Custom AAVs are also quite expensive per dose, largely due to the cost of reagents and other basic supplies that no one has figured out how to make cheaper yet. So it’s a plausible delivery mechanism, but far from ideal.
Still, the fact that there is an existing product on the marketplace which can get custom DNA payloads into the nuclei of brain cells gives me hope that someone else will have made major headway on the delivery problem by the time we are ready for trials in cows or non-human primates.

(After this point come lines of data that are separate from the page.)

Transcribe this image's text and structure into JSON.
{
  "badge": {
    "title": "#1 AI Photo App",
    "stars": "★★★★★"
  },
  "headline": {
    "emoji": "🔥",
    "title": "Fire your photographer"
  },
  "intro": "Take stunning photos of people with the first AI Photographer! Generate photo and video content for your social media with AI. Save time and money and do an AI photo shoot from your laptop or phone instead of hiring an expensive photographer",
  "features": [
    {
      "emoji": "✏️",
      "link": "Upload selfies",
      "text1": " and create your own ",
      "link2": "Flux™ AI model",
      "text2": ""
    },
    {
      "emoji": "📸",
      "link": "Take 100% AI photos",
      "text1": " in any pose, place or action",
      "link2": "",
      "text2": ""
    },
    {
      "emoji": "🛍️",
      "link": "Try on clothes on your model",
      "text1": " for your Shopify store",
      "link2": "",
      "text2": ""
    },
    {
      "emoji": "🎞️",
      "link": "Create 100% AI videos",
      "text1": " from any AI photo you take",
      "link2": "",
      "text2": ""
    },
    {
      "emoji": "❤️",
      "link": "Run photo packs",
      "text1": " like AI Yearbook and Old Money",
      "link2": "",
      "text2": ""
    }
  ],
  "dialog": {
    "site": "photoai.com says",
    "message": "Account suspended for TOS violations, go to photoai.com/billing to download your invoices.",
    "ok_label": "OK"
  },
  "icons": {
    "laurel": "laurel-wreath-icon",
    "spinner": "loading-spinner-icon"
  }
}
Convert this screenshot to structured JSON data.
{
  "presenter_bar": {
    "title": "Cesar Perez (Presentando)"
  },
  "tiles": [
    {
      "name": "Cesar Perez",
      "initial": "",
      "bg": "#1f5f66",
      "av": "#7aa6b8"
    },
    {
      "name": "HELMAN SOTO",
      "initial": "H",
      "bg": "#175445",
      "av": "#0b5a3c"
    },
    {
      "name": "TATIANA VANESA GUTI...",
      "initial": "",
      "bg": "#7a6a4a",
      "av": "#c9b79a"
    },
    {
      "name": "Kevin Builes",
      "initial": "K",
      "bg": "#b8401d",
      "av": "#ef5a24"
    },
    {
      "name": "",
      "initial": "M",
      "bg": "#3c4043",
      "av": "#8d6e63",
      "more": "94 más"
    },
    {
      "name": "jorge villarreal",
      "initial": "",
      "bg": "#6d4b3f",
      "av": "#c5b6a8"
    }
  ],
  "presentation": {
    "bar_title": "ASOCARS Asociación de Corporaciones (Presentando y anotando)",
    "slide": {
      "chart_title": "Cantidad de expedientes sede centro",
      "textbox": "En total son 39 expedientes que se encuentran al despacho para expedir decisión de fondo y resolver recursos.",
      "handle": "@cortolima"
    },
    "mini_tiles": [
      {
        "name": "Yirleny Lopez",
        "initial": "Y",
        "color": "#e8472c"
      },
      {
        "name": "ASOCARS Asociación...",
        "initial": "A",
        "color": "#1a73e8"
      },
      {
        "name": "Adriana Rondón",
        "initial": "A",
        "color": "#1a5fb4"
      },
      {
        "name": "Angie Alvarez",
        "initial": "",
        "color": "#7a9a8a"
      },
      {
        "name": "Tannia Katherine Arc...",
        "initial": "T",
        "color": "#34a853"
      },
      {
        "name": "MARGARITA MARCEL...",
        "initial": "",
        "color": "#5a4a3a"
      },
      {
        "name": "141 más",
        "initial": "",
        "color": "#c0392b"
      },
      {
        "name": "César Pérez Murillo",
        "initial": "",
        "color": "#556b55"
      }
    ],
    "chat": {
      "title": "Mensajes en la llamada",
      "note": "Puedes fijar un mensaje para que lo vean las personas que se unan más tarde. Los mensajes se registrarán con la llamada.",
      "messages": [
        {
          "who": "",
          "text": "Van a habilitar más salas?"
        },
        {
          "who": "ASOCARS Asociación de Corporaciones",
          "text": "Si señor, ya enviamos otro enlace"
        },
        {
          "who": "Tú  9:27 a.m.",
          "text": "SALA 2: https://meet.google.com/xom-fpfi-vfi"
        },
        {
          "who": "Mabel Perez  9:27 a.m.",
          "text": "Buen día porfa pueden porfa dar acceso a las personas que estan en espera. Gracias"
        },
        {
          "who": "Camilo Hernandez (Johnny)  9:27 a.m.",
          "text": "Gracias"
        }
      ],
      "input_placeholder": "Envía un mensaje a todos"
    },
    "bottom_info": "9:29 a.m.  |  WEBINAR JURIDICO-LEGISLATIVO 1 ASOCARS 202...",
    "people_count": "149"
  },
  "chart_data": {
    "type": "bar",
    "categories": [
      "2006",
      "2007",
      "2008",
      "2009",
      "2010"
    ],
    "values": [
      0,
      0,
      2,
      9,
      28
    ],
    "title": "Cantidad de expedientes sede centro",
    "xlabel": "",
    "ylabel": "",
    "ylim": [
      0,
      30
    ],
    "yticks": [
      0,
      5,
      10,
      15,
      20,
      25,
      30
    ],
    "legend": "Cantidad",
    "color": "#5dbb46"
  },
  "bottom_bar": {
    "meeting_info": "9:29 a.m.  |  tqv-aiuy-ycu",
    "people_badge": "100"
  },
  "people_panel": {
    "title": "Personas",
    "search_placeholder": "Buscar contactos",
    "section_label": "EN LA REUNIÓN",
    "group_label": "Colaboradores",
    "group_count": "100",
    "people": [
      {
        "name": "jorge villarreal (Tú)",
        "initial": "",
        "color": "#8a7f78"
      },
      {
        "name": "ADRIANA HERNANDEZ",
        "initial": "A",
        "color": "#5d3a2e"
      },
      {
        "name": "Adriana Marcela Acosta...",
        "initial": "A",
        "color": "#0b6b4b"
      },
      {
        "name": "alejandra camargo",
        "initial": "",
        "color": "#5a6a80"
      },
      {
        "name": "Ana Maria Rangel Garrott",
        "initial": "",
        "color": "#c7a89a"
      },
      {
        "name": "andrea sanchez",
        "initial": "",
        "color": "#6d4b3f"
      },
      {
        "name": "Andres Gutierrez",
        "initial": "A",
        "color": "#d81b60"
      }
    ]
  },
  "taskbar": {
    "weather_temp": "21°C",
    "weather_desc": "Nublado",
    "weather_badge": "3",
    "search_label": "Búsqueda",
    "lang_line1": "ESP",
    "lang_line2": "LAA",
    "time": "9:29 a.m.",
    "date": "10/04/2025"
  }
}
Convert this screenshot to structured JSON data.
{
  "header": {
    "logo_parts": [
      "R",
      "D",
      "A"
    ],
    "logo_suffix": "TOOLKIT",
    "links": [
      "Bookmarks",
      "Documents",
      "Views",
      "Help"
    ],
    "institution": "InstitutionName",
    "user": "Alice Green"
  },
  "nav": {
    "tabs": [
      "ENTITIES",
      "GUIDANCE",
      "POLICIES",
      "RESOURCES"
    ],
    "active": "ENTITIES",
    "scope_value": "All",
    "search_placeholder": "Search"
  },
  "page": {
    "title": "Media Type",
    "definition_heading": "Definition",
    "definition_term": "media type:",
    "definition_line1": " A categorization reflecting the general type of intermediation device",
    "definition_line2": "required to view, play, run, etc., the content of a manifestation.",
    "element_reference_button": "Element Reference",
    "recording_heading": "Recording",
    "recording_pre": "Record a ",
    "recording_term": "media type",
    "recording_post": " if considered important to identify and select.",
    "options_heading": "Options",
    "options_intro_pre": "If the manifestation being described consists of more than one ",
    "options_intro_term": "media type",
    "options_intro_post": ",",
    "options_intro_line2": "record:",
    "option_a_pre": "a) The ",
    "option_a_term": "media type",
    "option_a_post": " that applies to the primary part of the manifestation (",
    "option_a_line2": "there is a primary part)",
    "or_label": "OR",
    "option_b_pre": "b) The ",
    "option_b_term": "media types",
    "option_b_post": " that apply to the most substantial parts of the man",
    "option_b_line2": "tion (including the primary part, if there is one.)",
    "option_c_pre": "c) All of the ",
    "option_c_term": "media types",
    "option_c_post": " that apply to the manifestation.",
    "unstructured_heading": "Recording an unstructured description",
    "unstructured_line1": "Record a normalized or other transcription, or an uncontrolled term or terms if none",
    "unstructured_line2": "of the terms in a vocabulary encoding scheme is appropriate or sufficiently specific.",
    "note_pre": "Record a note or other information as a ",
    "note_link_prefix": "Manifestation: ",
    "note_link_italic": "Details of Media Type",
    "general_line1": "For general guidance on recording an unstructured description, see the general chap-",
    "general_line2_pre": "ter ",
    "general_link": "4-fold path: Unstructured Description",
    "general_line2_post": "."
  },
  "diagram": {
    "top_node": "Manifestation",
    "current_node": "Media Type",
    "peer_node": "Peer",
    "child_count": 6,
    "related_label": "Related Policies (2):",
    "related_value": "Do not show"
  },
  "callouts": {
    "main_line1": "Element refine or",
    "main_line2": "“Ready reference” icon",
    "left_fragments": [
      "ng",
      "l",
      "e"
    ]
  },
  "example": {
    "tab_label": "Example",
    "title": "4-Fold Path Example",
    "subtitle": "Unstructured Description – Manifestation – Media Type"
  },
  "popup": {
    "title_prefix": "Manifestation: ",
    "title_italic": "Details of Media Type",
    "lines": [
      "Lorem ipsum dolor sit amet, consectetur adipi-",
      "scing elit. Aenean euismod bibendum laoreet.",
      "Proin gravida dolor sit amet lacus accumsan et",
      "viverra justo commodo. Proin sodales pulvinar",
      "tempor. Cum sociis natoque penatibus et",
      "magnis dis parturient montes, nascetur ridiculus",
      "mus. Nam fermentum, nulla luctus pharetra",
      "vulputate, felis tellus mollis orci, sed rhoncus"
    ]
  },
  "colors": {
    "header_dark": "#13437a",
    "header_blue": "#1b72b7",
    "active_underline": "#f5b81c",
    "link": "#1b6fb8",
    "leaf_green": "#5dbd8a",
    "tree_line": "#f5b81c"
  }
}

In the meantime, we simply need a way to get editors into HEK cells and brain cells efficiently in cell cultures to test multiplex editing approaches. I’m sure this will pose its own set of challenges, but given dozens of labs have done this I don’t expect that to be infeasible.
Send me an email if you have time to chat about this. If you’re willing I’d like to pick your brain more about other aspects of the project.
Really interesting, thanks for commenting.
Are you doing traditional gene therapy or CRISPR-based editing?
If the former, I’d guess you’re using Lentivirus because you want genome integration?
If the latter, why not use Lipofectamine?
How do you use electroporation?
Does this refer to the proportion of the remaining cells which had successful edits / integration of donor gene? Or the number that were transfected at all (in which case how is that measured)?
This study achieved up to 59% base editing efficiency in mouse cortical tissue, while this one achieved up to 42% prime editing efficiency (both using a dual AAV vector). These contributed to our initial optimism that the delivery problem wasn’t completely out of reach. I’m curious what you think of these results, maybe there’s some weird caveat I’m not understanding.
This is my belief as well—though the dearth of results on multiplex editing in the literature is strange. E.g. why has no one tried making 100 simultaneous edits at different target sequences? Maybe it’s obvious to the experts that the efficiency would be to low to bother with?